The certificate is then applied to vpn clients on the access device e.g. laptop/ phone.
If devices dont have that certificate they can't in theory access your network.
<snip>

I am pretty sure that the ports I opened on the router were not the issue. Actually, for all the ports I have opened I have changed the default settings. This avoids the known default ports and their possible vulnerabilities. My BIG oversight was that I left UPnP enabled so the cameras pocked holes into the router. I didn't realize this until @alastairstevenson pointed it out. It's kind of embarrassing...

As for VPN, some of the modem manufacturers make it so easy to create the necessary certificates. It's ONE click, wait a couple of minutes and it's done. If you know what is involved behind the scene it's pure magic. Ok, I am exaggerating a little but they got it to a point where even my mom could do this. My concern was that if anybody can spoof the certificate then they will get access to all of my computers including accounts, password, etc. Yes, it's harder to get in but the damage will be really bad.
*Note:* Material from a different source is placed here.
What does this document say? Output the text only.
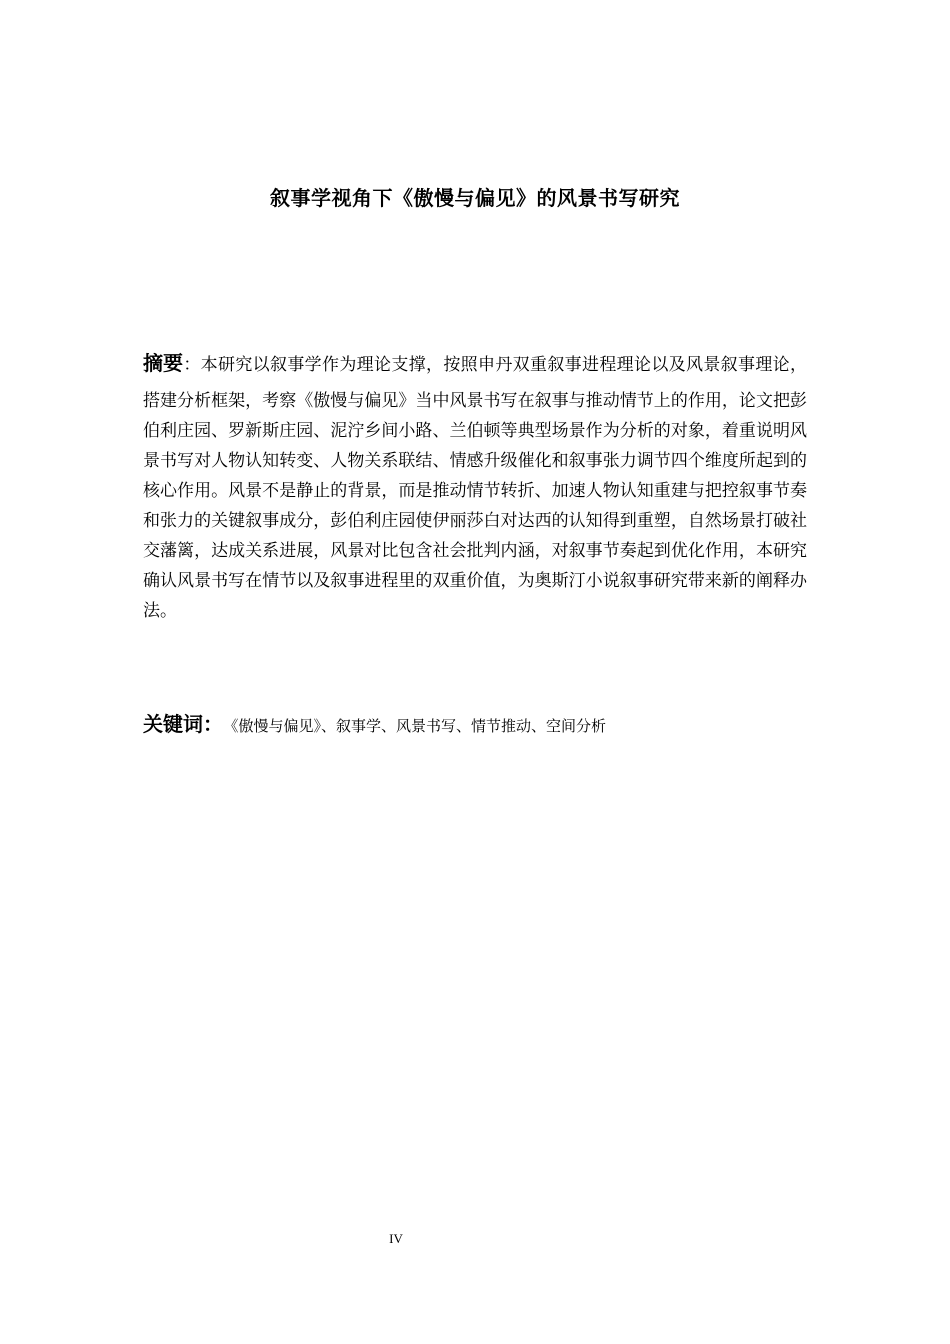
叙事学视角下《傲慢与偏见》的风景书写研究

摘要：本研究以叙事学作为理论支撑，按照申丹双重叙事进程理论以及风景叙事理论，搭建分析框架，考察《傲慢与偏见》当中风景书写在叙事与推动情节上的作用，论文把彭伯利庄园、罗新斯庄园、泥泞乡间小路、兰伯顿等典型场景作为分析的对象，着重说明风景书写对人物认知转变、人物关系联结、情感升级催化和叙事张力调节四个维度所起到的核心作用。风景不是静止的背景，而是推动情节转折、加速人物认知重建与把控叙事节奏和张力的关键叙事成分，彭伯利庄园使伊丽莎白对达西的认知得到重塑，自然场景打破社交藩篱，达成关系进展，风景对比包含社会批判内涵，对叙事节奏起到优化作用，本研究确认风景书写在情节以及叙事进程里的双重价值，为奥斯汀小说叙事研究带来新的阐释办法。

关键词： 《傲慢与偏见》、叙事学、风景书写、情节推动、空间分析
IV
Hopefully there are no backdoors that somebody exploited to harvest our data. So for now I am going the VPN route. Thanks again to @alastairstevenson

 

[tradertim]

I am pretty sure that the ports I opened on the router were not the issue. Actually, for all the ports I have opened I have changed the default settings. This avoids the known default ports and their possible vulnerabilities. My BIG oversight was that I left UPnP enabled so the cameras pocked holes into the router. I didn't realize this until @alastairstevenson pointed it out. It's kind of embarrassing...

As for VPN, some of the modem manufacturers make it so easy to create the necessary certificates. It's ONE click, wait a couple of minutes and it's done. If you know what is involved behind the scene it's pure magic. Ok, I am exaggerating a little but they got it to a point where even my mom could do this. My concern was that if anybody can spoof the certificate then they will get access to all of my computers including accounts, password, etc. Yes, it's harder to get in but the damage will be really bad. Hopefully there are no backdoors that somebody exploited to harvest our data. So for now I am going the VPN route. Thanks again to @alastairstevenson

The certificate is generated in a unique form and then encrypted with your unique user and password.

Unless a device has that certificate loaded on it locally, AND knows your vpn (encrypted) user & password they can't gain access.

I think you are good. I've never had problems after implementing this.

Its makes no difference with changing "known ports" on the WAN as port scanning looks for open ports from port 0- all the way up to top end of ports.